At least half-a-dozen of Sibal’s G-23 colleagues echoed this. Ghulam Nabi Azad, who separately wrote a letter to Sonia Gandhi Wednesday raising the same questions as Sibal, tweeted, “I strongly condemn the orchestrated hooliganism @KapilSibal’s residence last night. He is a loyal congressman fighting for the party both inside and outside Parliament.”

Deputy Leader of Opposition in the Rajya Sabha Anand Sharma urged Gandhi that those behind the protests be “identified and disciplined”. In a series of tweets, Sharma said, “Shocked and disgusted to hear the news of attack and hooliganism at Kapil Sibal’s house.” He said the Congress has a “history of upholding freedom of expression” and called “intolerance and violence” alien to the party’s values and culture.

Manish Tewari said the protesters must realise that Sibal was fighting for the party. A couple of days ago, Tewari had expressed his displeasure at the induction of former JNU student leader Kanhaiya Kumar in a veiled tweet.

Retweeting Tewari Thursday, Shashi Tharoor said the priority should be to join hands against the BJP. “We all know @KapilSibal as a true Congressman who has fought multiple cases in court for @INCIndia. As a democratic party we need to listen to what he has to say, disagree if you must but not in this way.”

Another G-23 member, Vivek Tankha said, also pointed to Sibal’s various legal fights for the Congress, calling him ” a person who has fought and saved so many” Congress governments and persons.

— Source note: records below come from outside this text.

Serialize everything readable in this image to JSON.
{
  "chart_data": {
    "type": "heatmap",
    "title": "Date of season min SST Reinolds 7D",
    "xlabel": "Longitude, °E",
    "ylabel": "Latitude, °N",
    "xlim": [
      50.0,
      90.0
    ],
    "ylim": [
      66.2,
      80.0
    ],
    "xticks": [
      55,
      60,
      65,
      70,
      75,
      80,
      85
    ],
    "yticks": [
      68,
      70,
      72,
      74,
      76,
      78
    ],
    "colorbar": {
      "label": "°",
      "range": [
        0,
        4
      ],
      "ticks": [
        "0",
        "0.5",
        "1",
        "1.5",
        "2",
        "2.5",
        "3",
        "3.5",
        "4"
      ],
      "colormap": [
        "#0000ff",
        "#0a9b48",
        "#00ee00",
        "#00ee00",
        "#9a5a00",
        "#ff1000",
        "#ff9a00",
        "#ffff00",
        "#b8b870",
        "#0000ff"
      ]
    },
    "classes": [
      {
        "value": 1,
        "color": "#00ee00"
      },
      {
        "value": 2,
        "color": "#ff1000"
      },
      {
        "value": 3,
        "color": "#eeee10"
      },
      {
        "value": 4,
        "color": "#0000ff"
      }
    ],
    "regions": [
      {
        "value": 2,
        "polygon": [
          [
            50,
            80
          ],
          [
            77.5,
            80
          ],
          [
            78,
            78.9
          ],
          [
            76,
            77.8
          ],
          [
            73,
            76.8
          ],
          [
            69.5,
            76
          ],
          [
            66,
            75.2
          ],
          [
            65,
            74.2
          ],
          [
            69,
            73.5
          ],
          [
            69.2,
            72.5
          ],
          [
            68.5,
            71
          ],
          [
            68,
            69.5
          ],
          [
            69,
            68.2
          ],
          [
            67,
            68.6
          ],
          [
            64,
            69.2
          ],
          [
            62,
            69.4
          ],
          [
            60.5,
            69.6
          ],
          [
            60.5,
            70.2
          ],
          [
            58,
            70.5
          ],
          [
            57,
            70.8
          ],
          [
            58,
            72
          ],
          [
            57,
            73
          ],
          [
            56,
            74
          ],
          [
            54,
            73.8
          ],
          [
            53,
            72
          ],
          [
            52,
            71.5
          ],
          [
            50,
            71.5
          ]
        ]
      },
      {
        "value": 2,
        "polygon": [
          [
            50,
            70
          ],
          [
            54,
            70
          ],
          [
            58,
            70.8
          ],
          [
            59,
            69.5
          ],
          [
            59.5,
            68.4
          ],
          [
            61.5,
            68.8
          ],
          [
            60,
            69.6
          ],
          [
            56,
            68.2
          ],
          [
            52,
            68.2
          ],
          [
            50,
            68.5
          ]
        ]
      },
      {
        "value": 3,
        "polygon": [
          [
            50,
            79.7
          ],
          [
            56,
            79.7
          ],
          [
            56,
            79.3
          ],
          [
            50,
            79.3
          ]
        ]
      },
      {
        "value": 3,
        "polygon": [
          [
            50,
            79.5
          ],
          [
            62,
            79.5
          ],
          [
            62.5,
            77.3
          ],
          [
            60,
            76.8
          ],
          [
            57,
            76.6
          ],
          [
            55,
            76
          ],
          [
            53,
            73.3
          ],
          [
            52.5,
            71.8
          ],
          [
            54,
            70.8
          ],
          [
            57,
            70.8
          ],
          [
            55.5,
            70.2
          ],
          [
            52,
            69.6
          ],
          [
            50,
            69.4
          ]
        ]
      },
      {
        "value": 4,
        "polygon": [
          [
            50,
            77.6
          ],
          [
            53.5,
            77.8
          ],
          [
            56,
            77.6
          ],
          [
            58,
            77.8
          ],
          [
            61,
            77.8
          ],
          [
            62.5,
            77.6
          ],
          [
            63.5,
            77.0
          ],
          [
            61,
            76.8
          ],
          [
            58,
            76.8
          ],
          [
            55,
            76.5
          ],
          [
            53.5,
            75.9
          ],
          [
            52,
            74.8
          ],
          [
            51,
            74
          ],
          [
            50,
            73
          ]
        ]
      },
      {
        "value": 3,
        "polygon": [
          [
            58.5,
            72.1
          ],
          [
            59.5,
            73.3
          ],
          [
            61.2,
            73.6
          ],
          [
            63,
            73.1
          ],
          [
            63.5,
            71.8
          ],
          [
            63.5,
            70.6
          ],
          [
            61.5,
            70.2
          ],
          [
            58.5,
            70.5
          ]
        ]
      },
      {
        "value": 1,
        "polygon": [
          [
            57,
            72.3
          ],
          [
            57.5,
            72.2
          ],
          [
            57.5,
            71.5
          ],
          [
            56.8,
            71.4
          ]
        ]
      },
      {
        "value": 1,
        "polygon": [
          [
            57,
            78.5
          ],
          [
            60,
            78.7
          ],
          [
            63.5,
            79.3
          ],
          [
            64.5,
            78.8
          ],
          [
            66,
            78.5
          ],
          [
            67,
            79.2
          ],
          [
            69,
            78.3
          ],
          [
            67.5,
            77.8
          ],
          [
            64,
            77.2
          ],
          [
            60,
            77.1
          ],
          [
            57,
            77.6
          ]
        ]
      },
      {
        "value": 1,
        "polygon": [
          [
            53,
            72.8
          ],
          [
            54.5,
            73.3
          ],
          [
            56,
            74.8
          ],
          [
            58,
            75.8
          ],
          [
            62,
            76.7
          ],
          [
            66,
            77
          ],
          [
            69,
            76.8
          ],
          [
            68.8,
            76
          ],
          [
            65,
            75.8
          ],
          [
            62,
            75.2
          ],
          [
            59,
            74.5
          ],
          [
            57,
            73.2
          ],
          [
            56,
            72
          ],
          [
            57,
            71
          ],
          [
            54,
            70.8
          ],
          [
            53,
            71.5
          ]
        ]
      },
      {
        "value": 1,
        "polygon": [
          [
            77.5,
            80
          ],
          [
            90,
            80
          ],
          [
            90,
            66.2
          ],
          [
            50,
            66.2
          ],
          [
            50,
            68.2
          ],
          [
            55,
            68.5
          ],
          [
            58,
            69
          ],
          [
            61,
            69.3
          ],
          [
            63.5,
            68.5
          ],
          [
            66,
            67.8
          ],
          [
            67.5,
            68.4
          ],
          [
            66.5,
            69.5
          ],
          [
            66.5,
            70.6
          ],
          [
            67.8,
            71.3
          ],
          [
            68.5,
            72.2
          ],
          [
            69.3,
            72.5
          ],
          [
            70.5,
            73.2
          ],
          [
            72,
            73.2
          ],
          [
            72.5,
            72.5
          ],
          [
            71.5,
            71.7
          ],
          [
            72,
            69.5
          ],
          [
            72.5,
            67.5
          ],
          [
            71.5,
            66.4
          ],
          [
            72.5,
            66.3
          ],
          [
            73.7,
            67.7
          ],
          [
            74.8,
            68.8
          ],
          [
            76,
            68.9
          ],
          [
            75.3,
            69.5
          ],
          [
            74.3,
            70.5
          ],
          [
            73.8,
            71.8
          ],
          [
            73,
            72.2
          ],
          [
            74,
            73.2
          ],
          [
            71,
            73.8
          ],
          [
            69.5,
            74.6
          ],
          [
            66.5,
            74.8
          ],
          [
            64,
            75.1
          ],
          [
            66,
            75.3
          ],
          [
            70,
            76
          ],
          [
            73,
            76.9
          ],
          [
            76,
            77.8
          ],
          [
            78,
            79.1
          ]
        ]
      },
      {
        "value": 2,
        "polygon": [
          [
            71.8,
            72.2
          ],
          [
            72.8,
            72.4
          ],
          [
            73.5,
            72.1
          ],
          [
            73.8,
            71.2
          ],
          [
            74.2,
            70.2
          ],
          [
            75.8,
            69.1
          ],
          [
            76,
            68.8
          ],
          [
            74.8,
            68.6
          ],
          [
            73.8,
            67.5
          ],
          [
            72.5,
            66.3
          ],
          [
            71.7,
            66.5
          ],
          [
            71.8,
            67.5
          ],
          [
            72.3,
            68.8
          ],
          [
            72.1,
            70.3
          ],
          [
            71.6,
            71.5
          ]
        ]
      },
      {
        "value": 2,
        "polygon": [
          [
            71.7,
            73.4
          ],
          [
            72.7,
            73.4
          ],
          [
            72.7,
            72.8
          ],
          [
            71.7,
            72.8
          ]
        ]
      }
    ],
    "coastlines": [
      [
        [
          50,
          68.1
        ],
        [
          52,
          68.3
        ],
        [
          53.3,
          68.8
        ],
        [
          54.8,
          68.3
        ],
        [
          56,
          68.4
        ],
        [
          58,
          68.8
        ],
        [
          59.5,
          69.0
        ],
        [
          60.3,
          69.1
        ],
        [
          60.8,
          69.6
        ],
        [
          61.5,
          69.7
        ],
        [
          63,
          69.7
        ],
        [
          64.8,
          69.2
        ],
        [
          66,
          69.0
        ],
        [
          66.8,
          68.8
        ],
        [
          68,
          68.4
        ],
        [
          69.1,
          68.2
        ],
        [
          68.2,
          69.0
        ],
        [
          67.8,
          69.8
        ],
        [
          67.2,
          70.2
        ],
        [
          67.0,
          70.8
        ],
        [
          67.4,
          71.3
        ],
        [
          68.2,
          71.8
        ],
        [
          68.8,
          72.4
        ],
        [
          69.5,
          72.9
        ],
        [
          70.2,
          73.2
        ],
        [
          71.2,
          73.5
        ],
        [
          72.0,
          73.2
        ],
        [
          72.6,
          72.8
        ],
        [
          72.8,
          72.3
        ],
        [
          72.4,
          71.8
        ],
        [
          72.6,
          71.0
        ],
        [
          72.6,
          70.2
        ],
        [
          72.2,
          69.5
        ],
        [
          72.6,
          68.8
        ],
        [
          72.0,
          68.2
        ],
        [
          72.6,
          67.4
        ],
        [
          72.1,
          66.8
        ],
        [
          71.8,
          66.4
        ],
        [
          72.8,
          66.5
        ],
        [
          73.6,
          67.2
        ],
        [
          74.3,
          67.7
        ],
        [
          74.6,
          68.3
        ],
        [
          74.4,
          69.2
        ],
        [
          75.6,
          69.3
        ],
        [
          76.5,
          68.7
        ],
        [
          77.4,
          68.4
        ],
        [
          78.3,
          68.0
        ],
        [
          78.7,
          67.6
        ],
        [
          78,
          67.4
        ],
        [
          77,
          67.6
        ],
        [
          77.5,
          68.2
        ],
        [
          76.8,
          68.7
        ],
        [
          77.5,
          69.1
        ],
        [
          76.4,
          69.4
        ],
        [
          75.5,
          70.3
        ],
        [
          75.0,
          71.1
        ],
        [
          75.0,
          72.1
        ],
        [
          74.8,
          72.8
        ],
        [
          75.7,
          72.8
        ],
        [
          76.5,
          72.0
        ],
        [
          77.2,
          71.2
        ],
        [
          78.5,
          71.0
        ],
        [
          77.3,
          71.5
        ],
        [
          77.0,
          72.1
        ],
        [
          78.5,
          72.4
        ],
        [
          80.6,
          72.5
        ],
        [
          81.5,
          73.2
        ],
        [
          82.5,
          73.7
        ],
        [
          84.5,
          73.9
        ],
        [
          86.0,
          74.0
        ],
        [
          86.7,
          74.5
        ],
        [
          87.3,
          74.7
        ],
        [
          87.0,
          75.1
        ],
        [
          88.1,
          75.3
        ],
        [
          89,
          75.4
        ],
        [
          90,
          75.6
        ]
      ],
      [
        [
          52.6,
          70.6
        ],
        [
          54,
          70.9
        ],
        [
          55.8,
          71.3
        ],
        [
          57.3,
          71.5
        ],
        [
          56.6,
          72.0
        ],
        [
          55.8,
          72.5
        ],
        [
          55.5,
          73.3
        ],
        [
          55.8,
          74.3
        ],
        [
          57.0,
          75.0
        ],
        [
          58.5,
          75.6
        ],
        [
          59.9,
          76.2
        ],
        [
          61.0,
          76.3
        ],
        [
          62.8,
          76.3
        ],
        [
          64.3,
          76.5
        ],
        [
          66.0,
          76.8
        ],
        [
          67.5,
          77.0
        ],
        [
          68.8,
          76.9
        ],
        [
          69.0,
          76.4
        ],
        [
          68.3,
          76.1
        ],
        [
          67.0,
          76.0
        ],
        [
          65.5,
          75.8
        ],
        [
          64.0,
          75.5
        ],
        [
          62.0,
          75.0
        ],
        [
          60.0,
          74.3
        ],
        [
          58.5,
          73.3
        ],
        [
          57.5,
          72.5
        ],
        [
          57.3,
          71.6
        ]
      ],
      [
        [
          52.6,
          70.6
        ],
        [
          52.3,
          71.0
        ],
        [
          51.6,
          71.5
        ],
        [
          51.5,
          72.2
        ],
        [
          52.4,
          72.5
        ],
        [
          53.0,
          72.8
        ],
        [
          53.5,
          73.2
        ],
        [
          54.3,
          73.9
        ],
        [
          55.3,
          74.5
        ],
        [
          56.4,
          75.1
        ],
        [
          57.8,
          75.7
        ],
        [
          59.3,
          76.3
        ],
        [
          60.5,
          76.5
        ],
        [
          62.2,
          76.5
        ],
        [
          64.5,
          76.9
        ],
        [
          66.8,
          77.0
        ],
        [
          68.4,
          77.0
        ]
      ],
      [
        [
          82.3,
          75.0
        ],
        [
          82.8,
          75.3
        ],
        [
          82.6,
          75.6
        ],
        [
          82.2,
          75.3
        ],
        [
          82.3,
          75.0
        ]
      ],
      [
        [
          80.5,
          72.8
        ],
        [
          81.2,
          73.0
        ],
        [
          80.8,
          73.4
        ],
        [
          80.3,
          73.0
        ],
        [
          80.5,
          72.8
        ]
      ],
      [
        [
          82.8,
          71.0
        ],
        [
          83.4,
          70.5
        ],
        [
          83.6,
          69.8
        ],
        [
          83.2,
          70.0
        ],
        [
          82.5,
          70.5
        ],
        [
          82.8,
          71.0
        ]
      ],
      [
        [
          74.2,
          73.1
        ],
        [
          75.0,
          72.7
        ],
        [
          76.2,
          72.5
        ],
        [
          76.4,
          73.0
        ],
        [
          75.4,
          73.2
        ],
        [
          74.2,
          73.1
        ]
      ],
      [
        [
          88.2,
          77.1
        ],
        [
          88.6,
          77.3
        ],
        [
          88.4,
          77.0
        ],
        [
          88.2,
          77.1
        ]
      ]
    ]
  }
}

Tweeting in Hindi, Raj Babbar asked if condemning the violence at Sibal’s house was not part of Congress values.

Declaring that he would leave the Congress, Amarinder said he had been utterly humiliated, and that his principles did not allow him to stay on. He added that the Congress was going downhill, with senior leaders ignored. “I will not be treated in this humiliating manner… I will not take such insults,” he said.

Forced to step down as CM by the Congress high command, Amarinder added that he was still thinking through his options “in the interests of Punjab”, and that the state’s security was the main priority for him. Expressing apprehension of “misgovernance” in Punjab, giving Pakistan an opportunity, he said he had met NSA Ajit Doval Thursday morning on the issue.

Singh said that while younger leaders should be “promoted” to implement plans, seniors were best equipped to formulate the same. He called fellow senior Congressmen as “thinkers”, who were critical to the future of the party.